The franchise was withering on the vine.

The average TV audience for Toronto FC on TSN was 98,000 in 2013, down from 103,000 in 2012. On TSN2, the average was 27,000, down from 28,000 the previous year.

Over at Sportsnet, the TFC average viewership was 35,000, a 29 per cent decrease from the 2012 average audience of 50,000.

At 18,131, Toronto's average attendance was 10th in the league in 2013. Season tickets, once capped with a waiting list, were down to 14,600.

But the team, under first-year manager Ryan Nelsen, shed bloated contracts and started to collect young talent en route to a 6-17-11 season in 2013.

Signing marquee talent, particularly on offence, was the major off-season goal.

The franchise has got its men, despite its spotty past. As Nelsen noted recently, players tend to look to the future and not the past.

Bradley proved that, saying he was drawn by the team's ambition, drive and determination to win. "As a player, you want to be a part of something special like that."

While the financial packages for Defoe and Bradley may raise the bar in MLS, Leiweke was quick to note that they do not elsewhere.

"But we have our work cut out here to make economic sense out of this and we think we will," he added.

Included in the transactions are a business relationship with Tottenham and player development deal with Roma. Both European teams will play exhibition games with Toronto as part of the deals.
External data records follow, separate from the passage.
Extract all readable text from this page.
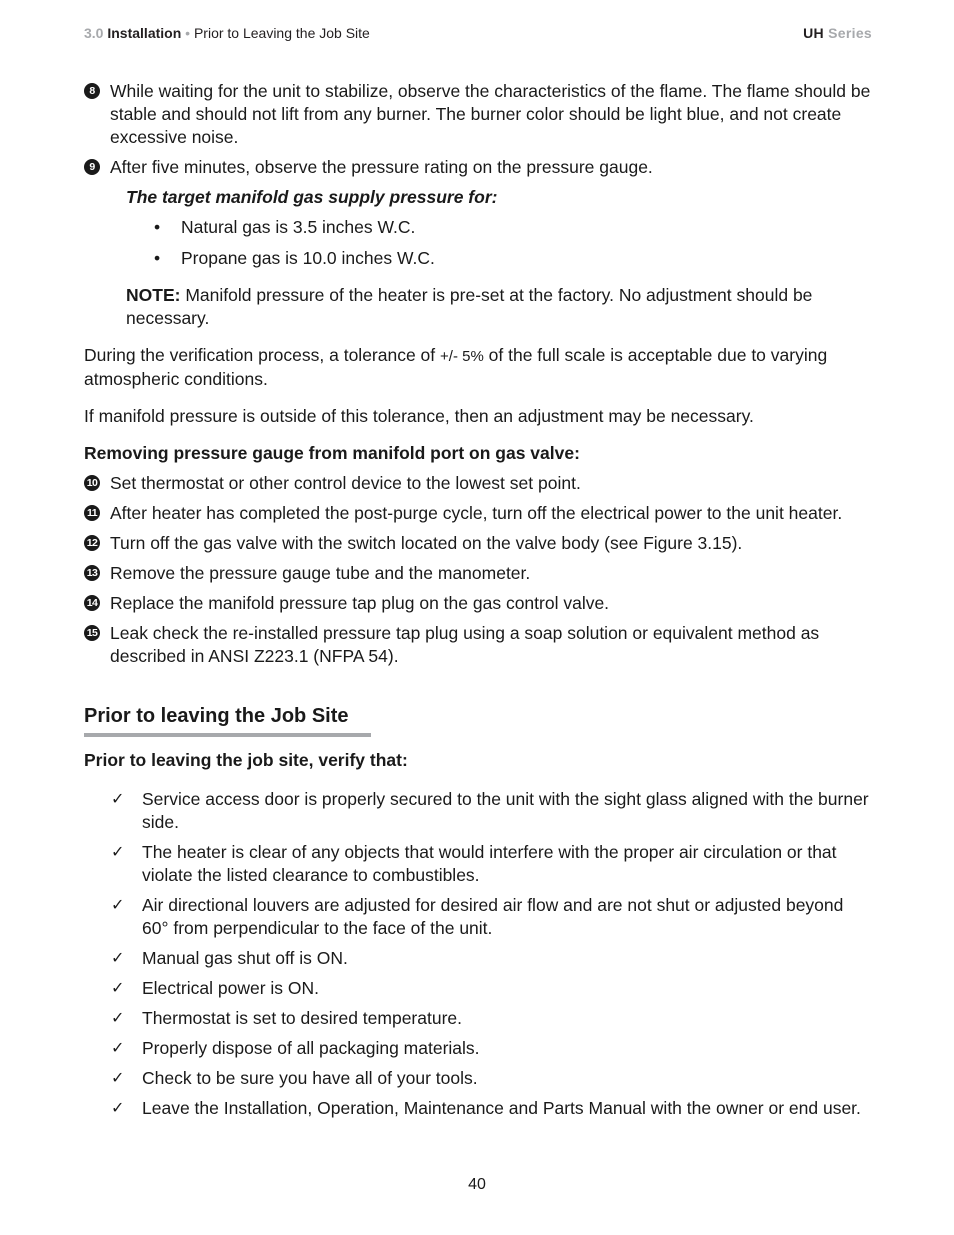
3.0 Installation • Prior to Leaving the Job Site	UH Series
8 While waiting for the unit to stabilize, observe the characteristics of the flame. The flame should be stable and should not lift from any burner. The burner color should be light blue, and not create excessive noise.
9 After five minutes, observe the pressure rating on the pressure gauge.
The target manifold gas supply pressure for:
• Natural gas is 3.5 inches W.C.
• Propane gas is 10.0 inches W.C.
NOTE: Manifold pressure of the heater is pre-set at the factory. No adjustment should be necessary.
During the verification process, a tolerance of +/- 5% of the full scale is acceptable due to varying atmospheric conditions.
If manifold pressure is outside of this tolerance, then an adjustment may be necessary.
Removing pressure gauge from manifold port on gas valve:
10 Set thermostat or other control device to the lowest set point.
11 After heater has completed the post-purge cycle, turn off the electrical power to the unit heater.
12 Turn off the gas valve with the switch located on the valve body (see Figure 3.15).
13 Remove the pressure gauge tube and the manometer.
14 Replace the manifold pressure tap plug on the gas control valve.
15 Leak check the re-installed pressure tap plug using a soap solution or equivalent method as described in ANSI Z223.1 (NFPA 54).
Prior to leaving the Job Site
Prior to leaving the job site, verify that:
✓ Service access door is properly secured to the unit with the sight glass aligned with the burner side.
✓ The heater is clear of any objects that would interfere with the proper air circulation or that violate the listed clearance to combustibles.
✓ Air directional louvers are adjusted for desired air flow and are not shut or adjusted beyond 60° from perpendicular to the face of the unit.
✓ Manual gas shut off is ON.
✓ Electrical power is ON.
✓ Thermostat is set to desired temperature.
✓ Properly dispose of all packaging materials.
✓ Check to be sure you have all of your tools.
✓ Leave the Installation, Operation, Maintenance and Parts Manual with the owner or end user.
40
Across the hall, Bradley's No. 4 and Defoe's No. 18 jerseys were displayed prominently at an MLSE-owned sporting goods store.

Leiweke said recruiting Defoe took some six months. Bradley came on much later.

"We had to go quick," Leiweke said. "Michael had other offers. The club (Roma) had other offers. I know everyone thinks that we threw way too much money at it. The reality is they were going to get that transfer fee.

"And so we did strike quickly, to the credit of our owners. It took a half hour for them to say get it done."

GM Tim Bezbatchenko had Bradley on the top of his shopping list, but thought it was a romance that would not pay off for some years down the line.

A good working relationship with Bradley's agent paid dividends, allowing Toronto to be "first in line" when the American decided he was interested in coming back home.

Toronto will have to figure out what to do Argentine midfielder Matias Laba, who brings the number of designated players to four — one over the limit.

It has until March to sort that out and with Bezbatchenko a former league insider, they will know all the options available to him.

Bottom line, Leiweke and Toronto FC are rolling the dice and looking for a winner.

The Blue Jays did the same last year, with minimal return on their investment.

The cost of running an MLS franchise still pales when compared to baseball or hockey. But the soccer stakes are dramatically higher in Toronto now.

Asked to compare the club payroll from this season to last season, Leiweke said: "It increased" and laughed.

Asked to elaborate, he added: "Sure, it increased a lot." And laughed again.